Mac Mini native deployment has additional failure modes. See Deployment: Mac Mini Native for the full troubleshooting guide.


Directory Layout on Target

macOS Native (Mac Mini)

After deployment with make deploy-macmini, the openclaw user's home looks like:

/Users/openclaw/
├── skillful-alhazen/          # Cloned repo (skills, schemas)
├── .openclaw/                 # Agent config (macOS native)
│   ├── openclaw.json          # Agent config (mode 0600)
│   ├── mcp.json               # MCP server connections
│   ├── tools.yaml             # Shell command allowlist
│   ├── exec-approvals.json    # Command execution policy
│   ├── gateway.crt / .key     # Self-signed SSL certificate
│   └── skills/                # Skill directories (symlinked from repo)
├── workspace/                 # Agent workspace (CLAUDE.md, identity files)
├── litellm-config.yaml        # LiteLLM config (macOS native)
├── secrets.env                # LITELLM_MASTER_KEY, OPENCLAW_GATEWAY_TOKEN (mode 0600)
└── logs/                      # Service logs (openclaw, litellm, mcp)

TypeDB and alhazen-hub run as Docker containers operated separately (via Docker Desktop). All other services (openclaw, litellm, alhazen-mcp) run as launchd daemons under the openclaw user.
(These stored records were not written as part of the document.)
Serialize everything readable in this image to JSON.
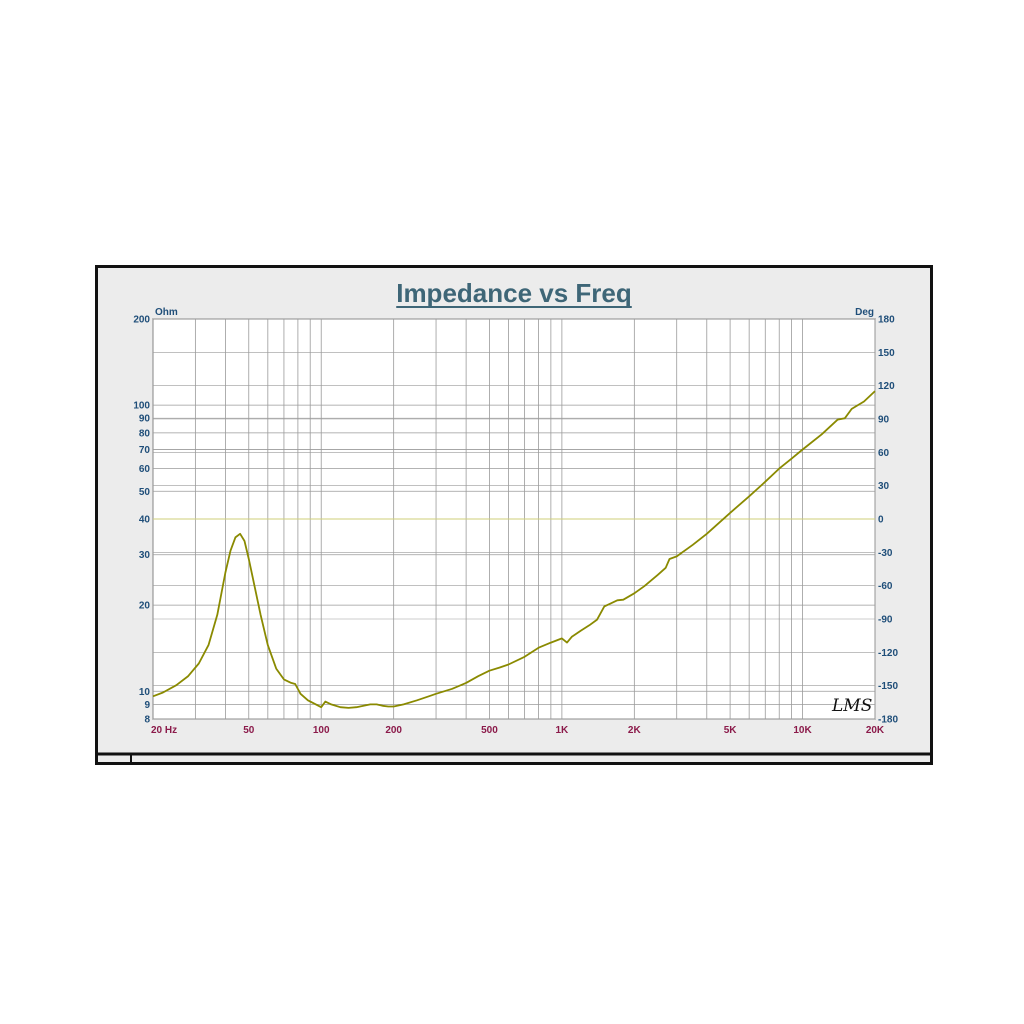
{
  "chart_data": {
    "type": "line",
    "title": "Impedance vs Freq",
    "y_unit_left": "Ohm",
    "y_unit_right": "Deg",
    "x_scale": "log",
    "y_scale": "log",
    "xlim": [
      20,
      20000
    ],
    "ylim": [
      8,
      200
    ],
    "y2lim": [
      -180,
      180
    ],
    "grid": true,
    "x_tick_labels": [
      {
        "v": 20,
        "label": "20  Hz"
      },
      {
        "v": 50,
        "label": "50"
      },
      {
        "v": 100,
        "label": "100"
      },
      {
        "v": 200,
        "label": "200"
      },
      {
        "v": 500,
        "label": "500"
      },
      {
        "v": 1000,
        "label": "1K"
      },
      {
        "v": 2000,
        "label": "2K"
      },
      {
        "v": 5000,
        "label": "5K"
      },
      {
        "v": 10000,
        "label": "10K"
      },
      {
        "v": 20000,
        "label": "20K"
      }
    ],
    "y_tick_labels": [
      {
        "v": 200,
        "label": "200"
      },
      {
        "v": 100,
        "label": "100"
      },
      {
        "v": 90,
        "label": "90"
      },
      {
        "v": 80,
        "label": "80"
      },
      {
        "v": 70,
        "label": "70"
      },
      {
        "v": 60,
        "label": "60"
      },
      {
        "v": 50,
        "label": "50"
      },
      {
        "v": 40,
        "label": "40"
      },
      {
        "v": 30,
        "label": "30"
      },
      {
        "v": 20,
        "label": "20"
      },
      {
        "v": 10,
        "label": "10"
      },
      {
        "v": 9,
        "label": "9"
      },
      {
        "v": 8,
        "label": "8"
      }
    ],
    "y2_tick_labels": [
      {
        "v": 180,
        "label": "180"
      },
      {
        "v": 150,
        "label": "150"
      },
      {
        "v": 120,
        "label": "120"
      },
      {
        "v": 90,
        "label": "90"
      },
      {
        "v": 60,
        "label": "60"
      },
      {
        "v": 30,
        "label": "30"
      },
      {
        "v": 0,
        "label": "0"
      },
      {
        "v": -30,
        "label": "-30"
      },
      {
        "v": -60,
        "label": "-60"
      },
      {
        "v": -90,
        "label": "-90"
      },
      {
        "v": -120,
        "label": "-120"
      },
      {
        "v": -150,
        "label": "-150"
      },
      {
        "v": -180,
        "label": "-180"
      }
    ],
    "series": [
      {
        "color": "#8a8a00",
        "x": [
          20,
          22,
          25,
          28,
          31,
          34,
          37,
          40,
          42,
          44,
          46,
          48,
          50,
          53,
          56,
          60,
          65,
          70,
          75,
          78,
          82,
          88,
          95,
          100,
          104,
          110,
          120,
          130,
          140,
          150,
          160,
          170,
          180,
          190,
          200,
          220,
          250,
          280,
          300,
          350,
          400,
          450,
          500,
          550,
          600,
          700,
          800,
          900,
          1000,
          1050,
          1100,
          1200,
          1300,
          1400,
          1500,
          1600,
          1700,
          1800,
          2000,
          2200,
          2500,
          2700,
          2800,
          3000,
          3500,
          4000,
          5000,
          6000,
          7000,
          8000,
          9000,
          10000,
          12000,
          14000,
          15000,
          16000,
          18000,
          20000
        ],
        "y": [
          9.6,
          9.9,
          10.5,
          11.3,
          12.5,
          14.5,
          18.5,
          26,
          31,
          34.5,
          35.5,
          33.5,
          29,
          23,
          18.5,
          14.5,
          12,
          11,
          10.7,
          10.6,
          9.8,
          9.3,
          9.0,
          8.8,
          9.2,
          9.0,
          8.8,
          8.75,
          8.8,
          8.9,
          9.0,
          9.0,
          8.9,
          8.85,
          8.85,
          9.0,
          9.3,
          9.6,
          9.8,
          10.2,
          10.7,
          11.3,
          11.8,
          12.1,
          12.4,
          13.2,
          14.2,
          14.8,
          15.3,
          14.8,
          15.5,
          16.3,
          17.0,
          17.8,
          19.8,
          20.3,
          20.8,
          20.9,
          22.0,
          23.3,
          25.5,
          27.0,
          29.0,
          29.6,
          32.5,
          35.5,
          42,
          48,
          54,
          60,
          65,
          70,
          79,
          89,
          90,
          97,
          103,
          112
        ]
      }
    ]
  },
  "watermark": "LMS"
}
VPS Container Stack (Linux)

After deployment with make deploy-vps, the openclaw user's home looks like:

/home/openclaw/
├── skillful-alhazen/                # Cloned repo (for container builds + schemas)
└── openclaw-docker/                 # Compose project directory
    ├── docker-compose.yml
    ├── Dockerfile
    ├── .env                         # LITELLM_MASTER_KEY, OPENCLAW_GATEWAY_TOKEN
    ├── litellm-config.yaml
    ├── litellm.env                  # Real API key (mode 0600)
    ├── squid.conf
    ├── allowlist.txt
    ├── monitor.sh
    ├── typedb-data/                 # TypeDB persistent storage
    ├── workspace/                   # Agent workspace (CLAUDE.md, identity files)
    ├── openclaw-data/               # Agent config + state
    │   ├── openclaw.json            # Agent config (mode 0600)
    │   ├── mcp.json                 # MCP server connections
    │   ├── tools.yaml               # Shell command allowlist
    │   ├── exec-approvals.json      # Command execution policy
    │   ├── gateway.crt / .key       # Self-signed SSL certificate
    │   ├── credentials/             # Telegram pairing, etc.
    │   └── skills/                  # Copied from repo .claude/skills/
    └── openclaw-ssh/                # Agent SSH keys

Supported LLM Providers

Provider Model Examples Notes
anthropic claude-sonnet-4-6, claude-opus-4-6 Default provider
openai gpt-4o Via LiteLLM translation
ollama qwen2.5:0.5b, llama3, deepseek-r1:8b Local/network Ollama server
openai_compatible Any Custom base URL + API key

Idempotent Re-Deploys

Running deploy.sh against an already-deployed target is safe:

  • The 3-word hostname is read from /etc/openclaw_identity and reused
  • SSH keys are only generated if the local key file doesn't exist
  • Existing secrets (.env) are preserved — master key and gateway token carry forward
  • TypeDB initialization skips if the alhazen_notebook database already exists
  • User creation skips if the openclaw user already exists
  • Containers are stopped, rebuilt, and restarted cleanly

Known Issues and Future Work

Agent Egress Filtering

The agent currently bypasses Squid proxy (see Network Design above). A future fix would use transparent proxy with iptables in the container namespace — redirecting outbound port 443 to Squid's intercept port while exempting internal network traffic. This restores domain-level egress filtering without depending on HTTP_PROXY env vars.

See deploy/README.md for detailed technical notes on the transparent proxy approach.

Upstream SDK Bug

The root cause is that @anthropic-ai/sdk honors HTTP_PROXY but ignores NO_PROXY. Tracked informally; if fixed upstream, the original explicit proxy architecture works as designed.